Karnataka Oncologists push for mental health support in Cancer care through psycho oncology

Oncologists emphasised that approximately 65 percent of people with cancer experience severe distress, underscoring the necessity of incorporating psychosocial support into standard treatment protocols.​

Published Apr 24, 2025 | 1:45 PMUpdated Apr 24, 2025 | 1:45 PM

mental health of cancer patient

Synopsis: On World Psycho-oncology Day 2025, experts in Bengaluru called for integrating mental health into cancer care. Backed by alarming distress and suicide data, stakeholders urged psycho-oncology to be treated as essential, not optional. Survivors, doctors, and officials stressed holistic healing and government support, aiming to embed emotional care into mainstream cancer treatment across Karnataka and India.
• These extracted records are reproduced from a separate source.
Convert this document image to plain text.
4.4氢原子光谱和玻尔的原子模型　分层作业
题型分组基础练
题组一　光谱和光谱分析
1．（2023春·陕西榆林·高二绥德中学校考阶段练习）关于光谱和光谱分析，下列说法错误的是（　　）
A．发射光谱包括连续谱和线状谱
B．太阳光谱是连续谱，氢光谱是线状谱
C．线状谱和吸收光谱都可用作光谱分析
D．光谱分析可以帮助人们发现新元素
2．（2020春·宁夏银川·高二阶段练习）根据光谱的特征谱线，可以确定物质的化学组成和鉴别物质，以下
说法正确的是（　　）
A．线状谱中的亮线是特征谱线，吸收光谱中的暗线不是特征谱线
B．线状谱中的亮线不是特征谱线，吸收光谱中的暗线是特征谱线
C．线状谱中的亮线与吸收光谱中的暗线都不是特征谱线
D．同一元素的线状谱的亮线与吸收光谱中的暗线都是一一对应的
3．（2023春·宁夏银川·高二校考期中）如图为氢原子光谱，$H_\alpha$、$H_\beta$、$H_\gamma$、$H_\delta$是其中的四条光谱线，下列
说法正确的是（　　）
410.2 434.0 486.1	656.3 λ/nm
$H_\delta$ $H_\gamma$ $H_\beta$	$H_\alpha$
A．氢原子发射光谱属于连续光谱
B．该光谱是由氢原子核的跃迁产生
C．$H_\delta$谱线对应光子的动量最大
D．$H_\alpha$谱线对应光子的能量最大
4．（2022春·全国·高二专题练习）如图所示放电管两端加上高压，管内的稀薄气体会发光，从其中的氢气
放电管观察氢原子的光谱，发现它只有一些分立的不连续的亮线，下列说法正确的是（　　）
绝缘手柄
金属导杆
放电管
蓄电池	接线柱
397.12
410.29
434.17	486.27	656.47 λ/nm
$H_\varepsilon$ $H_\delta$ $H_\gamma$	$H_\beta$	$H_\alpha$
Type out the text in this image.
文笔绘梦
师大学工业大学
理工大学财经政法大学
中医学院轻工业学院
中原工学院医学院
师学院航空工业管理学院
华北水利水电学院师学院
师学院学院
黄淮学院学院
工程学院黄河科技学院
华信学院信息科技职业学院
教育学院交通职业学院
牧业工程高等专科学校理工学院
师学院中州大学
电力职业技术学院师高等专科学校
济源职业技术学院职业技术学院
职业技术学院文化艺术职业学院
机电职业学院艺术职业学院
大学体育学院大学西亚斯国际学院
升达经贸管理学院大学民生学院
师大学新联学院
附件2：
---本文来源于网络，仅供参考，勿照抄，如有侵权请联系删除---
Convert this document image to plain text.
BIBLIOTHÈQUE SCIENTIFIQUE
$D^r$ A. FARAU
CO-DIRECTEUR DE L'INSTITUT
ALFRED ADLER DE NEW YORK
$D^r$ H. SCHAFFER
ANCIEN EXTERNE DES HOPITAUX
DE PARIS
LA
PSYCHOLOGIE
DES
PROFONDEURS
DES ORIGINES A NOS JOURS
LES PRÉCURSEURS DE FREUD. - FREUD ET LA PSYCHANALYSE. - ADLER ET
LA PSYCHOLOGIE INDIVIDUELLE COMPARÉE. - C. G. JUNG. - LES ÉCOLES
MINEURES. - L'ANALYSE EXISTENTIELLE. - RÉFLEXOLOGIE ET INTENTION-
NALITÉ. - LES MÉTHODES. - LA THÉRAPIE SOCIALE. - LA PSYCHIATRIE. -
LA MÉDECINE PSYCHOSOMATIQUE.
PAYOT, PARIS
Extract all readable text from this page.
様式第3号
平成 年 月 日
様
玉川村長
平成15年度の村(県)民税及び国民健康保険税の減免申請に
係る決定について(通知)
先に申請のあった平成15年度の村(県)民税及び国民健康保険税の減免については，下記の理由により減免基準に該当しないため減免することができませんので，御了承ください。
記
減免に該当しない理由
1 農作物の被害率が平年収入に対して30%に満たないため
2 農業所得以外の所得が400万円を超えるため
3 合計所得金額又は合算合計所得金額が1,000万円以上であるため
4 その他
On World Psycho-oncology Day 2025, Bengaluru became the stage for a powerful shift in India’s cancer care conversation. Doctors, policymakers, and survivors came together to stress one message: Mental health support must become part of cancer treatment.

On Wednesday, 23 April, a Stakeholders Round Table Deliberation on “Integrating Psychosocial Care into Mainstream Cancer Management” was jointly hosted by Healthcare Global Enterprises Ltd. (HCG) and the Centre of Psycho-oncology for Education and Research (COPER), with support from Global Healthcare Academy.

“It’s not just about treating the tumour; it’s about treating the person” : This sentiment was echoed during the roundtable discussion on integrating psychosocial care into mainstream cancer management.

The experts called for making psycho-oncology — the mental health arm of cancer care — a standard part of treatment in Karnataka and across India.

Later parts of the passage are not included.